Wikipedia uses: (36)(01589427)

while apparently, Numerical Recipies uses a different cycle and this book uses: (0)(14)(23)(56789), quoted from a 1990 article by Winters. It also notes that Verhoeff used the one Wikipedia quotes.

Now, my number theory is a little rusty, but the Wikipedia cycle clearly will repeat after the 8th power, while the book one will take 10, despite it saying that s^8=s. Table 2.14(b) has other errors in the 2-cycles, so this is dubious anyway.

Unfortunately, I don't have copies of the original articles (and am too tight to pay/disgusted that 40-year old knowledge is still being held to ransom by publishers), nor a copy of Numerical Recipes to check (and am loath to install their paranoia-induced copy protection plug-in to view online).

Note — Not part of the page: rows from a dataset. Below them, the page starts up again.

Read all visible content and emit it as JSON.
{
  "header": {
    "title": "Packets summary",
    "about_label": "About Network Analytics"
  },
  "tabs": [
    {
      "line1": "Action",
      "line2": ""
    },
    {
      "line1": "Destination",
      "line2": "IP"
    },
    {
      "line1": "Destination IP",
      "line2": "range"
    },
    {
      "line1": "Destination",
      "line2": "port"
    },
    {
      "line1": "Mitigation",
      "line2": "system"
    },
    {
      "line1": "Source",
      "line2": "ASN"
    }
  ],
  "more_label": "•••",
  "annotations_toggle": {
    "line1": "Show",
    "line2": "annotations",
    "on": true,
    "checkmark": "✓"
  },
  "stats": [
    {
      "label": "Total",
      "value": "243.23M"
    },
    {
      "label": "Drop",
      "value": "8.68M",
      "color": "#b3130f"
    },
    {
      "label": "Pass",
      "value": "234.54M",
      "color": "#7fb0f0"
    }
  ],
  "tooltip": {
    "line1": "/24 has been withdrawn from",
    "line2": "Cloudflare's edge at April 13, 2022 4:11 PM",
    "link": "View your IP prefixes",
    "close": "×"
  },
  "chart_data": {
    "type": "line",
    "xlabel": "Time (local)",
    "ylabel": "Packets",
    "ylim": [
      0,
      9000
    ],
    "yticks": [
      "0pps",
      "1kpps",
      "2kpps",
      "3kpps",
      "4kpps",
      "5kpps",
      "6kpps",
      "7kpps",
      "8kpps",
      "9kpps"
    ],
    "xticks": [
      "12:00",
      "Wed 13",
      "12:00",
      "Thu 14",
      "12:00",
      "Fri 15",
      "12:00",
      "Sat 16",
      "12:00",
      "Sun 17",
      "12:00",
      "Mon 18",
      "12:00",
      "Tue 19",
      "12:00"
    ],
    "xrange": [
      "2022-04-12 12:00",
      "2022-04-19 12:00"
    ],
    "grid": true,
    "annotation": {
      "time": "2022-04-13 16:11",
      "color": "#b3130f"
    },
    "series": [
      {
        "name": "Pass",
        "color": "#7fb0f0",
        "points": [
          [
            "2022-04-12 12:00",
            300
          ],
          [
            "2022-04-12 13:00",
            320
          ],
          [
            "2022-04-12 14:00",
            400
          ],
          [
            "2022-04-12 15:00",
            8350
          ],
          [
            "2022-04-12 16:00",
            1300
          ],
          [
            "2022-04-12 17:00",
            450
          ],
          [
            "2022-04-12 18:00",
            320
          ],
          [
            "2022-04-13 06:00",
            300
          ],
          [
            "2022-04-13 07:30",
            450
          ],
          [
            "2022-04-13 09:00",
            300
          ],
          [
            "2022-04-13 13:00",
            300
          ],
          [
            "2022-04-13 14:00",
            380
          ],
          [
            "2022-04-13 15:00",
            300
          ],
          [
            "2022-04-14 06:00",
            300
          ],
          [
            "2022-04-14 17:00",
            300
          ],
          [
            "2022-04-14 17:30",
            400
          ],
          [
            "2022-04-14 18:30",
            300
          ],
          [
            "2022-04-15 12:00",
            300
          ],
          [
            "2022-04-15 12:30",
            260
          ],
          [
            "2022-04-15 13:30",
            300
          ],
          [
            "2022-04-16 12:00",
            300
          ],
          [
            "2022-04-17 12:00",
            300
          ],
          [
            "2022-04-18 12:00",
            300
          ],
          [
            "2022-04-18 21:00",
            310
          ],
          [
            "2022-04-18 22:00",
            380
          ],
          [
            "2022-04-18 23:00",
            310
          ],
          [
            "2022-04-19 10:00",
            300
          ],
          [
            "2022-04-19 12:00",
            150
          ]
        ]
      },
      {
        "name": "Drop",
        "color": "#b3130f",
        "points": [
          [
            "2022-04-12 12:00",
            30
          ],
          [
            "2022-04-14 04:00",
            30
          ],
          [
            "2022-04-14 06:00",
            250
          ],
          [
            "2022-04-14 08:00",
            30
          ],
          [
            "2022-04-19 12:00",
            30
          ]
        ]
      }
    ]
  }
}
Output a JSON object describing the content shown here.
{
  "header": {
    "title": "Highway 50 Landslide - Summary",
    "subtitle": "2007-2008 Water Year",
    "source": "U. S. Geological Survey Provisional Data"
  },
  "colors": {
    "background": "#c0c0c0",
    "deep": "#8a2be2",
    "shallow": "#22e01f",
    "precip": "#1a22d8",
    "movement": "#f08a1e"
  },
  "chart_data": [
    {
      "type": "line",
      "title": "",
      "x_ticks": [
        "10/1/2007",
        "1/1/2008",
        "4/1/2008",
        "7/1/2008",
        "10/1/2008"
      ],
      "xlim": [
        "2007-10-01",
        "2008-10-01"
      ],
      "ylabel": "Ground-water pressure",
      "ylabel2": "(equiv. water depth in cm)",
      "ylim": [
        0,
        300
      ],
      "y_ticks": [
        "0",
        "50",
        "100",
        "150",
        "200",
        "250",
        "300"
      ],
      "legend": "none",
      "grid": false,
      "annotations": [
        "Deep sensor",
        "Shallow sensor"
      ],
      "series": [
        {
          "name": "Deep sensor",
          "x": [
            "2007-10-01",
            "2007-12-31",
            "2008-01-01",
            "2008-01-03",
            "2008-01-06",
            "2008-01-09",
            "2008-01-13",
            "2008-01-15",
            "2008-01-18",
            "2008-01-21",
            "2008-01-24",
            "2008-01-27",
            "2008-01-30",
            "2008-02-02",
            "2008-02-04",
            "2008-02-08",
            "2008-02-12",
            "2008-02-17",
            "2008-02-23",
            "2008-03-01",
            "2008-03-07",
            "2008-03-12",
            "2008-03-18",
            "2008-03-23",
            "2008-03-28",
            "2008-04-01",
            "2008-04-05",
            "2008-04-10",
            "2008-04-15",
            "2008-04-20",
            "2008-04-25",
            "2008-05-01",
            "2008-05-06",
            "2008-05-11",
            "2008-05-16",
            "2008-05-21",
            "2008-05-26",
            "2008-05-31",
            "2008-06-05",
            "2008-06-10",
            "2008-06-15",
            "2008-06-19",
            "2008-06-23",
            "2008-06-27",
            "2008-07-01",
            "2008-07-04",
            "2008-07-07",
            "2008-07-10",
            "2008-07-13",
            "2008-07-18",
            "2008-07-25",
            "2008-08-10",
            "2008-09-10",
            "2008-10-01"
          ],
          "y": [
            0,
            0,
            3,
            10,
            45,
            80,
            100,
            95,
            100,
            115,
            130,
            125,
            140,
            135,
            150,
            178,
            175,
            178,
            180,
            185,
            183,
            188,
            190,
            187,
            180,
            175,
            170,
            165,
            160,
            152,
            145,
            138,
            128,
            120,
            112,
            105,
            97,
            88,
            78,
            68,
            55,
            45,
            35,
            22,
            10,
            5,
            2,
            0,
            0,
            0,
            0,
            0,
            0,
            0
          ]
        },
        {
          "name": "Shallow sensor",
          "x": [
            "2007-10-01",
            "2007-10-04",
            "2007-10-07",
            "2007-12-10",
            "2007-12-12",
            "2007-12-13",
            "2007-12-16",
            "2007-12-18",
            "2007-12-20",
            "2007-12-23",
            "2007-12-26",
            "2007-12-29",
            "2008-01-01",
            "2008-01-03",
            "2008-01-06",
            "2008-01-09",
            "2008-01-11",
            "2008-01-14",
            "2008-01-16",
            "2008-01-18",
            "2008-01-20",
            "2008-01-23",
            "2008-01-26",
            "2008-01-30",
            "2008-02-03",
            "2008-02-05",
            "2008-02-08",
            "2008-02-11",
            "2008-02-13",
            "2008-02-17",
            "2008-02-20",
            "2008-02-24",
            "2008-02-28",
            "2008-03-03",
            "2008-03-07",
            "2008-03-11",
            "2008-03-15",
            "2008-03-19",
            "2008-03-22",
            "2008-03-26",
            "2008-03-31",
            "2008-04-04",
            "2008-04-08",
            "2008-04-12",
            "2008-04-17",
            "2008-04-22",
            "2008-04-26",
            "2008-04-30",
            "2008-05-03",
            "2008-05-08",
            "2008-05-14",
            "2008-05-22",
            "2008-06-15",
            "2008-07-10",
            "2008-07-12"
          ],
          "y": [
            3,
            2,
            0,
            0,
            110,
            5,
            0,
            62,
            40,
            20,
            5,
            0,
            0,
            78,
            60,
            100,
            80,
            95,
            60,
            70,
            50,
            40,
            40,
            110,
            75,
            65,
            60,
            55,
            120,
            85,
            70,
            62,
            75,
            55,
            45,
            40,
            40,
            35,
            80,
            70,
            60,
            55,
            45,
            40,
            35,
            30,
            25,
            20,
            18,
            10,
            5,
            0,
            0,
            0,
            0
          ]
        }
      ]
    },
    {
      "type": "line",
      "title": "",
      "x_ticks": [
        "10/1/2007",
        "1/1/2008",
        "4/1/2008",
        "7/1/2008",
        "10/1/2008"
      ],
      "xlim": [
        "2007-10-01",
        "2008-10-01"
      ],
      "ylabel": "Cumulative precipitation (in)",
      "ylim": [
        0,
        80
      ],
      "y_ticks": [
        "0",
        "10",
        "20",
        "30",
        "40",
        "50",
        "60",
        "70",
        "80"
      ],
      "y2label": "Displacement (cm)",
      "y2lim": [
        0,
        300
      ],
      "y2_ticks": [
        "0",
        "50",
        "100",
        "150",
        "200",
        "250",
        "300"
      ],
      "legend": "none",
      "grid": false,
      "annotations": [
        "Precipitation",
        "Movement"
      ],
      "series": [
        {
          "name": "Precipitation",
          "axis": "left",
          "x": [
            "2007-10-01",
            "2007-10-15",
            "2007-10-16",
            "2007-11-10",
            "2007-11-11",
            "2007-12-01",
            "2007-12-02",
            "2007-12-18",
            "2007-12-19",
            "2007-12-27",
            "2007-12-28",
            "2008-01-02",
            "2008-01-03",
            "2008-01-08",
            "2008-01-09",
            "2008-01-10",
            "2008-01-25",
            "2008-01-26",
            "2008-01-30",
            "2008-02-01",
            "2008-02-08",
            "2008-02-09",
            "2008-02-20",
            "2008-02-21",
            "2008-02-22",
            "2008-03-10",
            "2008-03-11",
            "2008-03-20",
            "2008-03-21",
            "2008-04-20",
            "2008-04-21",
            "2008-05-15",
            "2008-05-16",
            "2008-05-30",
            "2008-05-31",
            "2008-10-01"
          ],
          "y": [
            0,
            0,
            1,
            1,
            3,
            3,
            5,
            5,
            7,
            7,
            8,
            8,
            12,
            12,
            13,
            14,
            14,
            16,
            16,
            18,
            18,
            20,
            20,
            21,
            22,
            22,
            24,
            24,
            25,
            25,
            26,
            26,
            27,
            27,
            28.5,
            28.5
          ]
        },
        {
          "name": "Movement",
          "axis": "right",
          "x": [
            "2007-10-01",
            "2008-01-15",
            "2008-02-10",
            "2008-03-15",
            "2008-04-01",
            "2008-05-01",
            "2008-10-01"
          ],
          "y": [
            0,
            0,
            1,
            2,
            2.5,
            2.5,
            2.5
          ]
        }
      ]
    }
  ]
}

So does any one know which is correct? Are they both correct?

Was it helpful?

Solution

There's an old edition of Numerical Recipes available here as PDFs. Verhoeff algorithm is described in section 20.3. It uses the same permutation as the Wikipedia article.

OTHER TIPS

The permutation (0)(14)(23)(56789) is better than the permutation (36)(01589427). This is because, (36)(01589427) can only detect 88.89% of the single transposition errors while (0)(14)(23)(56789) can detect all of them. Consider the numeric code 716 be given 0 as the check digit if (36)(01589427) is used. i.e., the code will be 7160. But, if the digits 1 and 6 are transposed, this check digit scheme does not give an error as the check sum is zero. This is not the case with (0)(14)(23)(56789).